Alte Freundschaften werden durch Gefälligkeiten am Leben erhalten, z. B. wie Der Standard schreibt, durch Rüstungsaufträge an die Firma der Familie von Schwiegersohn Selçuk Bayraktar. Immer wieder fällt ein lukrativer Posten ab, der mit Personen aus diesem Netzwerk besetzt wird, bei größeren Investitionsvorhaben und mangelnder Liquidität werden schon mal staatliche Banken eingeschaltet, um diese realisieren zu können. Eine Win-Win-Situation für alle Beteiligten; so wird das komplizierte und undurchsichtige Geflecht zusammengehalten, trotz aller Korruptionsvorwürfe.

Dieses System instrumentalisiert der türkische Präsident, um Einfluss auch im Ausland zu nehmen, auch – oder gerade – in Deutschland auf dort lebende türkisch-stämmige Menschen, aber auch auf den gesellschaftlichen Diskurs und politische Entscheidungen, z. B. mittels Mitarbeiter vor Ort mit besten Kontakten zur Regierungspartei.

Anfrage der Linken

Die Anfrage der Linksfraktion an die Bundesregierung ergab, dass es Kontakte gab zwischen der SETA-Stiftung und der UETD, die quasi als AKP-Auslandsorganisation fungierte und in Deutschland u.a. den Wahlkampf für Recep Tayyip Erdoǧan, seine Auftritt sowie die anderer AKP-Politiker organisierte.  Kontakte der Bundesregierung können nicht ausgeschlossen werden, damit auch nicht, dass sich die Bundesregierung bei ihrer Türkei-Politik auch auf SETA-Expertise stützt.

„Bestand oder besteht ein Kontakt zwischen Vertretern der SETA-Stiftung und der Bundesregierung oder Bundesbehörden, falls ja, in welchem Rahmen?“ fragt die LINKEN-Politikerin Ulla Jelpke.
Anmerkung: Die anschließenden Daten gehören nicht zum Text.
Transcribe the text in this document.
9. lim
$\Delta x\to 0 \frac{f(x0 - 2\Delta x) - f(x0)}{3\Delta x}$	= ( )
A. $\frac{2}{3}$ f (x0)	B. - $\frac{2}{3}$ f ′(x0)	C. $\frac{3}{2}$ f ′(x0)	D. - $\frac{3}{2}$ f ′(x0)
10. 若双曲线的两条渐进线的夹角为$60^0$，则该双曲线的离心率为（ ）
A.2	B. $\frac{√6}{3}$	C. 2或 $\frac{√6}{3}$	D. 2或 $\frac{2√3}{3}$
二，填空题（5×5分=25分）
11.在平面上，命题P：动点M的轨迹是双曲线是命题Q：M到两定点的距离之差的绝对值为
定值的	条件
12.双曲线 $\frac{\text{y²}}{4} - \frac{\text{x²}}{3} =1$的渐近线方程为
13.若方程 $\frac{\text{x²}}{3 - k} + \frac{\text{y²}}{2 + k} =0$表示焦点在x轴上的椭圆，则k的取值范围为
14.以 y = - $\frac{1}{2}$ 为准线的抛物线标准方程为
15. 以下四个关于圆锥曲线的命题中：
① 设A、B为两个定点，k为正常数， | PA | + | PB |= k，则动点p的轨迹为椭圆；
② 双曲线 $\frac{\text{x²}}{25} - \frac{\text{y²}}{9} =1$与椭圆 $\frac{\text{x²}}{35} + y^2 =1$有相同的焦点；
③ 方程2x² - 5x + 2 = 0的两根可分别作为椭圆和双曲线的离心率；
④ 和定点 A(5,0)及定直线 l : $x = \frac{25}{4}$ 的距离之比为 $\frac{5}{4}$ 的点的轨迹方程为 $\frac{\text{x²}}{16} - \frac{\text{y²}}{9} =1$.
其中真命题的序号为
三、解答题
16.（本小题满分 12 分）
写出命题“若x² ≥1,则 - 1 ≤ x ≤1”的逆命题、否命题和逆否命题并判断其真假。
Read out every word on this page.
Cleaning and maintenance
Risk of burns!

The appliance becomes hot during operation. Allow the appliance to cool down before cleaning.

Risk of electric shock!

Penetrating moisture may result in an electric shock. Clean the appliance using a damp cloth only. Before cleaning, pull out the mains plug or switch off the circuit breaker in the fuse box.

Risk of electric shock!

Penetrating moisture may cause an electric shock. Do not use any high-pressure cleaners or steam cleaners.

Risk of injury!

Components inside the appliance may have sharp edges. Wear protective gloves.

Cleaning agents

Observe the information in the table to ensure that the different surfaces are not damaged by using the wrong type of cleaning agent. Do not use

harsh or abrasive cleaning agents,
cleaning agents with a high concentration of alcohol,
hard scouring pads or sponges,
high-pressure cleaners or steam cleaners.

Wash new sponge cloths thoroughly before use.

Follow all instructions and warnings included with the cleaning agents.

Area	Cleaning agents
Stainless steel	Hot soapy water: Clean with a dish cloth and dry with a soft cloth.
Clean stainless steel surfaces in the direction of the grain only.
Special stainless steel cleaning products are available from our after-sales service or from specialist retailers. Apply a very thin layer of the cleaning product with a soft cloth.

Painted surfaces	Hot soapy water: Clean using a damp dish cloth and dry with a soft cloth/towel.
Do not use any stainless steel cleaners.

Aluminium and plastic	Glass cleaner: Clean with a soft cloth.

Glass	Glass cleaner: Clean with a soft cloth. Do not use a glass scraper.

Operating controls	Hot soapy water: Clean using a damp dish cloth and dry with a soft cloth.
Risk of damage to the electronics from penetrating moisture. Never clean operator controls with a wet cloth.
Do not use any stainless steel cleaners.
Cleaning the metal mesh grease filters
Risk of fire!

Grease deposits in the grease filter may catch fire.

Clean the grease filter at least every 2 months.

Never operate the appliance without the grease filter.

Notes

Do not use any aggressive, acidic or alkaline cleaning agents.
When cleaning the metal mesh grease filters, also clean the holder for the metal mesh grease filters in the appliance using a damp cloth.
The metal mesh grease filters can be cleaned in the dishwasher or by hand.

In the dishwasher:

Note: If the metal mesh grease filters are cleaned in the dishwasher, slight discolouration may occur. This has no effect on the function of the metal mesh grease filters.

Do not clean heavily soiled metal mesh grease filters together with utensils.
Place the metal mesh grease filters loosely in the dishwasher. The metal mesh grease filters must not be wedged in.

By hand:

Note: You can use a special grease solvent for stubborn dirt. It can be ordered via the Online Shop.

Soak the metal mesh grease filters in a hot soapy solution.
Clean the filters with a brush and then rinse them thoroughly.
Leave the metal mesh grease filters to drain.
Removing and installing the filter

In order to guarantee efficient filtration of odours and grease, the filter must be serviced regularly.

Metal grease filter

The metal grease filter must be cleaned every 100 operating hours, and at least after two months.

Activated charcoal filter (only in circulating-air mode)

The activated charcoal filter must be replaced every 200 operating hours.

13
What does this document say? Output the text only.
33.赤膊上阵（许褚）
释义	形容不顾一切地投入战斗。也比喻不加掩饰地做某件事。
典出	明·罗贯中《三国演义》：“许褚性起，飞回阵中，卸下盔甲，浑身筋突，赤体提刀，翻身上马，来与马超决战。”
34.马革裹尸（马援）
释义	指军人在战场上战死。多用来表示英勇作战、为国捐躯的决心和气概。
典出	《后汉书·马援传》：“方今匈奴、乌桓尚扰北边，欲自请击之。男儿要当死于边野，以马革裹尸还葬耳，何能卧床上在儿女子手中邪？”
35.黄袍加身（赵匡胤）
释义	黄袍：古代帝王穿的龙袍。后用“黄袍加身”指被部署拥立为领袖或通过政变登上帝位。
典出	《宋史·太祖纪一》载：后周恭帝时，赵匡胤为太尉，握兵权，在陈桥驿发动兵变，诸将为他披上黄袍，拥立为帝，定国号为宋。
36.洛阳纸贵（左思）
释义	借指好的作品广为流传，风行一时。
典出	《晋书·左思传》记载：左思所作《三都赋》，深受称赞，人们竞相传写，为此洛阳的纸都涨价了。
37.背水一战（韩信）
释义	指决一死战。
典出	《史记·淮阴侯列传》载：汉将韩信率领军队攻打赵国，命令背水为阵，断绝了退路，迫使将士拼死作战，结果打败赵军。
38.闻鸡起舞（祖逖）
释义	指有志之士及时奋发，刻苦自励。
Die Bundesregierung antwortete:

„Es kann nicht ausgeschlossen werden, dass es am Rande von Veranstaltungen oder sonstigen Terminen zu Kontakten mit Vertreterinnen und Vertretern der SETA-Stiftung gekommen ist. (…) In das Lagebild der Bundesregierung fließen eine Vielzahl von Gesprächen, Berichten und Meinungsäußerungen unterschiedlicher Organisationen ein.“

So recht deutlich mochte die Bundesregierung in ihrer Antwort auf die Frage Ulla Jelpkes nicht werden, aber klar verneinen konnte sie diese wohl auch nicht.

Wie die Deutsche Welle herausfand, arbeitete Zafer Meşe, der Leiter der Berliner Niederlassung der Stiftung, acht Jahre lang als wissenschaftlicher Mitarbeiter der CDU/CSU-Bundestagsfraktion mit Schwerpunkt Außen- und Sicherheitspolitik. Warum sollte er seine alten Kontakte nicht nutzen?

Es ist mehr als befremdlich, dass eine Stiftung, von der die Bundesregierung wusste, dass sie vom ökonomisch und politischen Netzwerk um den türkischen Präsidenten Recep Tayyip Erdoǧan finanziert wird, hinter dem wiederum das katarische Herrscherhaus steht, eine Niederlassung in Berlin eröffnen konnte und – das legt zumindest die Antwort der Bundesregierung auf die Anfrage Ulla Jelpkes nahe – vermutlich selbst Kontakte zur Bundesregierung und zu den Behörden pflegt.